The Allied forces emerged victorious from the war by the end of the summer of 1945, but at a horrible price. More than fifty million people lost their lives. The world lost not just the soldiers, but it also lost the contributions they would have made later in their lives.
Europe had been devastated by the war. Allied and Axis bombs had laid waste to large portions of the continent. All that remained in many cities were the burned out shells of what were once buildings.
Two military “superpower” nations emerged from the rubble: the United States and the Soviet Union. The Soviets used the end of the war as an opportunity to expand their empire. Britain, France, and America briefly occupied the conquered nations, and then gradually allowed them to return to self-rule. The Soviets imposed totalitarian governments throughout the land they occupied in Eastern Europe.

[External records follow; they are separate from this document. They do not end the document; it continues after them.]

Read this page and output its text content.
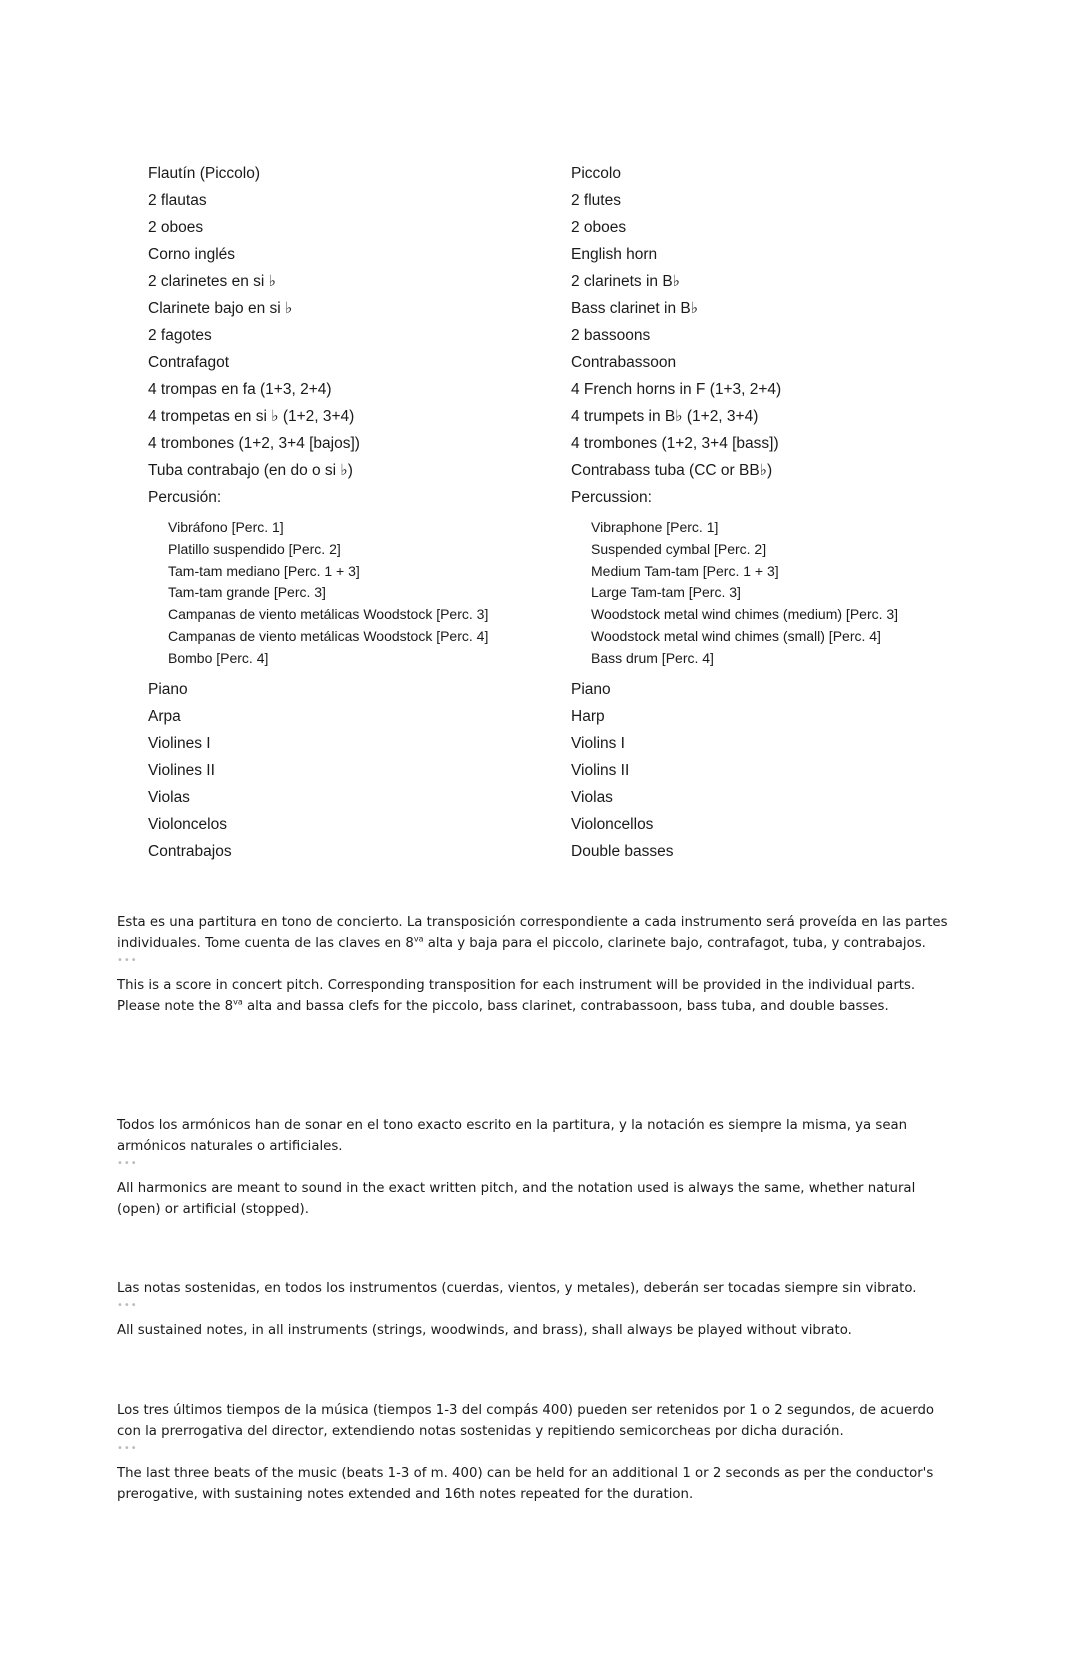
Flautín (Piccolo)
2 flautas
2 oboes
Corno inglés
2 clarinetes en si ♭
Clarinete bajo en si ♭
2 fagotes
Contrafagot
4 trompas en fa (1+3, 2+4)
4 trompetas en si ♭ (1+2, 3+4)
4 trombones (1+2, 3+4 [bajos])
Tuba contrabajo (en do o si ♭)
Percusión:
Vibráfono [Perc. 1]
Platillo suspendido [Perc. 2]
Tam-tam mediano [Perc. 1 + 3]
Tam-tam grande [Perc. 3]
Campanas de viento metálicas Woodstock [Perc. 3]
Campanas de viento metálicas Woodstock [Perc. 4]
Bombo [Perc. 4]
Piano
Arpa
Violines I
Violines II
Violas
Violoncelos
Contrabajos
Piccolo
2 flutes
2 oboes
English horn
2 clarinets in B♭
Bass clarinet in B♭
2 bassoons
Contrabassoon
4 French horns in F (1+3, 2+4)
4 trumpets in B♭ (1+2, 3+4)
4 trombones (1+2, 3+4 [bass])
Contrabass tuba (CC or BB♭)
Percussion:
Vibraphone [Perc. 1]
Suspended cymbal [Perc. 2]
Medium Tam-tam [Perc. 1 + 3]
Large Tam-tam [Perc. 3]
Woodstock metal wind chimes (medium) [Perc. 3]
Woodstock metal wind chimes (small) [Perc. 4]
Bass drum [Perc. 4]
Piano
Harp
Violins I
Violins II
Violas
Violoncellos
Double basses

Esta es una partitura en tono de concierto. La transposición correspondiente a cada instrumento será proveída en las partes
individuales. Tome cuenta de las claves en $8^{va}$ alta y baja para el piccolo, clarinete bajo, contrafagot, tuba, y contrabajos.

•••

This is a score in concert pitch. Corresponding transposition for each instrument will be provided in the individual parts.
Please note the $8^{va}$ alta and bassa clefs for the piccolo, bass clarinet, contrabassoon, bass tuba, and double basses.

Todos los armónicos han de sonar en el tono exacto escrito en la partitura, y la notación es siempre la misma, ya sean
armónicos naturales o artificiales.

•••

All harmonics are meant to sound in the exact written pitch, and the notation used is always the same, whether natural
(open) or artificial (stopped).

Las notas sostenidas, en todos los instrumentos (cuerdas, vientos, y metales), deberán ser tocadas siempre sin vibrato.

•••

All sustained notes, in all instruments (strings, woodwinds, and brass), shall always be played without vibrato.

Los tres últimos tiempos de la música (tiempos 1-3 del compás 400) pueden ser retenidos por 1 o 2 segundos, de acuerdo
con la prerrogativa del director, extendiendo notas sostenidas y repitiendo semicorcheas por dicha duración.

•••

The last three beats of the music (beats 1-3 of m. 400) can be held for an additional 1 or 2 seconds as per the conductor's
prerogative, with sustaining notes extended and 16th notes repeated for the duration.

An uneasy “Cold War” followed as the United States and the Soviet Union, competed for supremacy. Both nations stockpiled enough arms to guarantee the destruction of one another. This policy was known as “Mutually Assured Destruction,” and while costly and terrifying, it worked. Neither nation used their deadly arsenal, but both nations funded smaller wars to advance their interests. The Cold War ended with the breakup of the Soviet Union in 1991.
Immediately after the Second World War, the United States feared that the Soviets would impose their totalitarian style of government on the ruined European nations. The United States decided that rebuilding Europe would prevent Soviet expansion. The Marshall Plan provided more than $35 billion in aid to Europe after the war.

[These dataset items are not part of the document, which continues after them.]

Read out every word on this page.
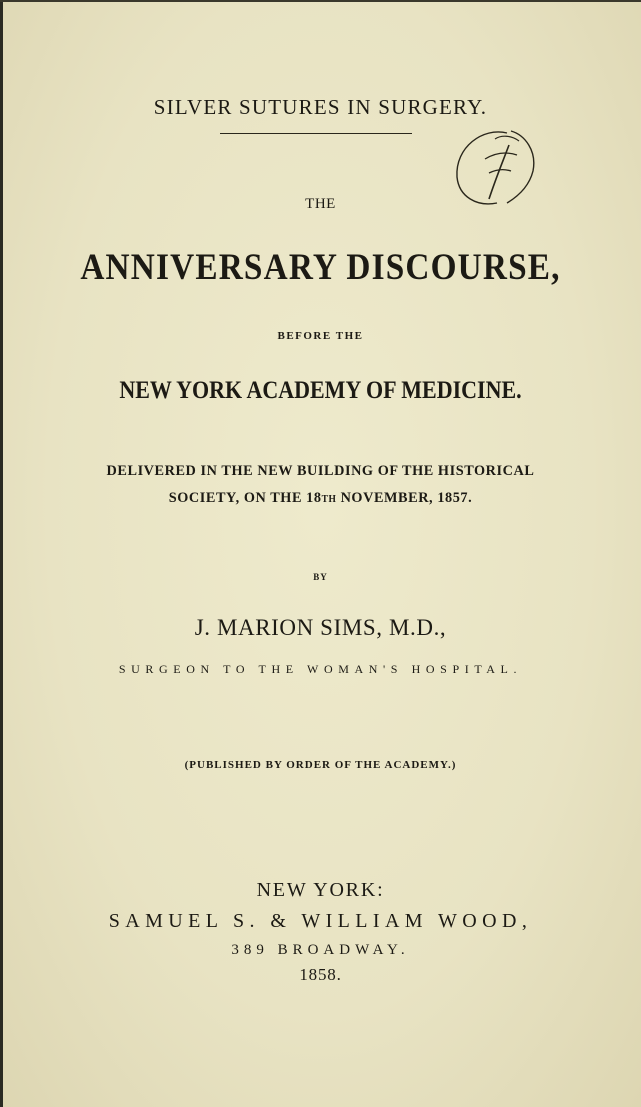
SILVER SUTURES IN SURGERY.
THE
ANNIVERSARY DISCOURSE,
BEFORE THE
NEW YORK ACADEMY OF MEDICINE.
DELIVERED IN THE NEW BUILDING OF THE HISTORICAL
SOCIETY, ON THE 18TH NOVEMBER, 1857.
BY
J. MARION SIMS, M.D.,
SURGEON TO THE WOMAN'S HOSPITAL.
(PUBLISHED BY ORDER OF THE ACADEMY.)
NEW YORK:
SAMUEL S. & WILLIAM WOOD,
389 BROADWAY.
1858.
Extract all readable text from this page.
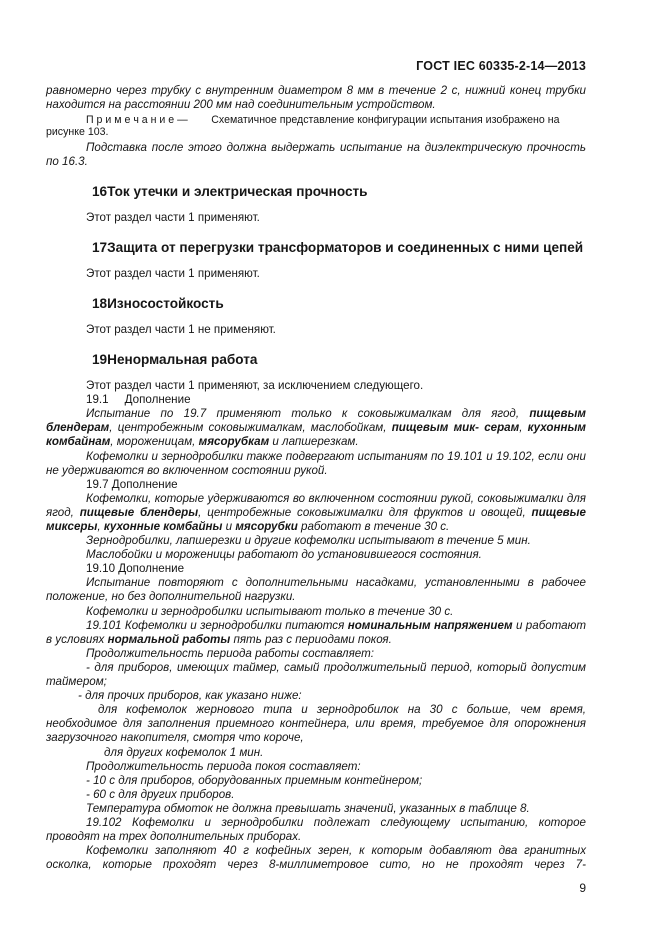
ГОСТ IEC 60335-2-14—2013

равномерно через трубку с внутренним диаметром 8 мм в течение 2 с, нижний конец трубки находится на расстоянии 200 мм над соединительным устройством.

П р и м е ч а н и е —        Схематичное представление конфигурации испытания изображено на рисунке 103.

Подставка после этого должна выдержать испытание на диэлектрическую прочность по 16.3.

16Ток утечки и электрическая прочность

Этот раздел части 1 применяют.

17Защита от перегрузки трансформаторов и соединенных с ними цепей

Этот раздел части 1 применяют.

18Износостойкость

Этот раздел части 1 не применяют.

19Ненормальная работа

Этот раздел части 1 применяют, за исключением следующего.

19.1     Дополнение

Испытание по 19.7 применяют только к соковыжималкам для ягод, пищевым блендерам, центробежным соковыжималкам, маслобойкам, пищевым мик- серам, кухонным комбайнам, мороженицам, мясорубкам и лапшерезкам.

Кофемолки и зернодробилки также подвергают испытаниям по 19.101 и 19.102, если они не удерживаются во включенном состоянии рукой.

19.7 Дополнение

Кофемолки, которые удерживаются во включенном состоянии рукой, соковыжималки для ягод, пищевые блендеры, центробежные соковыжималки для фруктов и овощей, пищевые миксеры, кухонные комбайны и мясорубки работают в течение 30 с.

Зернодробилки, лапшерезки и другие кофемолки испытывают в течение 5 мин.

Маслобойки и мороженицы работают до установившегося состояния.

19.10 Дополнение

Испытание повторяют с дополнительными насадками, установленными в рабочее положение, но без дополнительной нагрузки.

Кофемолки и зернодробилки испытывают только в течение 30 с.

19.101 Кофемолки и зернодробилки питаются номинальным напряжением и работают в условиях нормальной работы пять раз с периодами покоя.

Продолжительность периода работы составляет:

- для приборов, имеющих таймер, самый продолжительный период, который допустим таймером;

- для прочих приборов, как указано ниже:

для кофемолок жернового типа и зернодробилок на 30 с больше, чем время, необходимое для заполнения приемного контейнера, или время, требуемое для опорожнения загрузочного накопителя, смотря что короче,

для других кофемолок 1 мин.

Продолжительность периода покоя составляет:

- 10 с для приборов, оборудованных приемным контейнером;

- 60 с для других приборов.

Температура обмоток не должна превышать значений, указанных в таблице 8.

19.102 Кофемолки и зернодробилки подлежат следующему испытанию, которое проводят на трех дополнительных приборах.

Кофемолки заполняют 40 г кофейных зерен, к которым добавляют два гранитных осколка, которые проходят через 8-миллиметровое сито, но не проходят через 7-

9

Representatives of 51 nations met in San Francisco in August 1945. They formed the United Nations, an international body that would resolve disputes through diplomacy rather than armed conflict. Today more than 180 nations belong to the United Nations. The United Nations has made many contributions to world peace but has not prevented war.
Almost all European Jews perished in the Holocaust. The few remaining Holocaust survivors did not want to return to the countries that participated in their destruction. Anti-Semitic sentiment still existed in many European nations even after the terrible war had ended. Some found it was still not safe to return to their homes.

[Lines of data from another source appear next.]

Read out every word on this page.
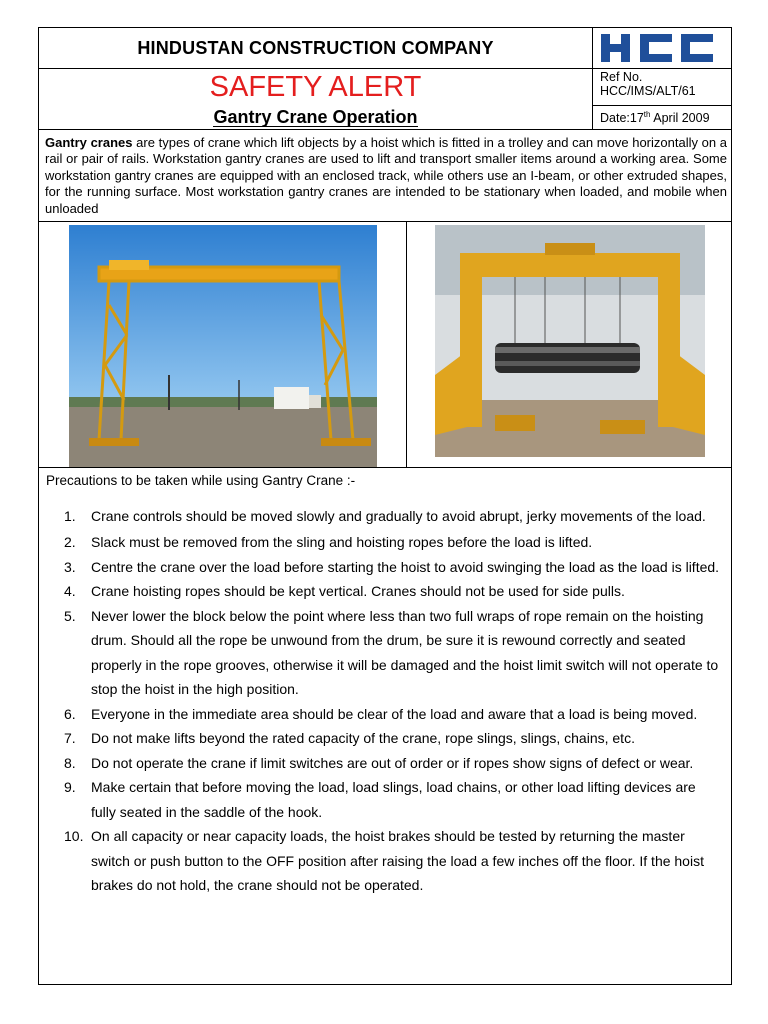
HINDUSTAN CONSTRUCTION COMPANY
SAFETY ALERT
Gantry Crane Operation
Ref No.
HCC/IMS/ALT/61
Date:17th April 2009
Gantry cranes are types of crane which lift objects by a hoist which is fitted in a trolley and can move horizontally on a rail or pair of rails. Workstation gantry cranes are used to lift and transport smaller items around a working area. Some workstation gantry cranes are equipped with an enclosed track, while others use an I-beam, or other extruded shapes, for the running surface. Most workstation gantry cranes are intended to be stationary when loaded, and mobile when unloaded
Precautions to be taken while using Gantry Crane :-
1.	Crane controls should be moved slowly and gradually to avoid abrupt, jerky movements of the load.
2.	Slack must be removed from the sling and hoisting ropes before the load is lifted.
3.	Centre the crane over the load before starting the hoist to avoid swinging the load as the load is lifted.
4.	Crane hoisting ropes should be kept vertical. Cranes should not be used for side pulls.
5.	Never lower the block below the point where less than two full wraps of rope remain on the hoisting drum. Should all the rope be unwound from the drum, be sure it is rewound correctly and seated properly in the rope grooves, otherwise it will be damaged and the hoist limit switch will not operate to stop the hoist in the high position.
6.	Everyone in the immediate area should be clear of the load and aware that a load is being moved.
7.	Do not make lifts beyond the rated capacity of the crane, rope slings, slings, chains, etc.
8.	Do not operate the crane if limit switches are out of order or if ropes show signs of defect or wear.
9.	Make certain that before moving the load, load slings, load chains, or other load lifting devices are fully seated in the saddle of the hook.
10. On all capacity or near capacity loads, the hoist brakes should be tested by returning the master switch or push button to the OFF position after raising the load a few inches off the floor. If the hoist brakes do not hold, the crane should not be operated.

Many Jews wished to return to their traditional homeland on the eastern shore of the Mediterranean Sea. The British controlled the land, but it was occupied mainly by Arab Muslims. The Arabs were upset with Jewish immigrants on what they felt was their land. The United Nations declared Israel an independent Jewish homeland in 1948. After more than two thousand years, the Jewish people finally had a nation of their own, but they would remain in conflict with its neighbors to this day.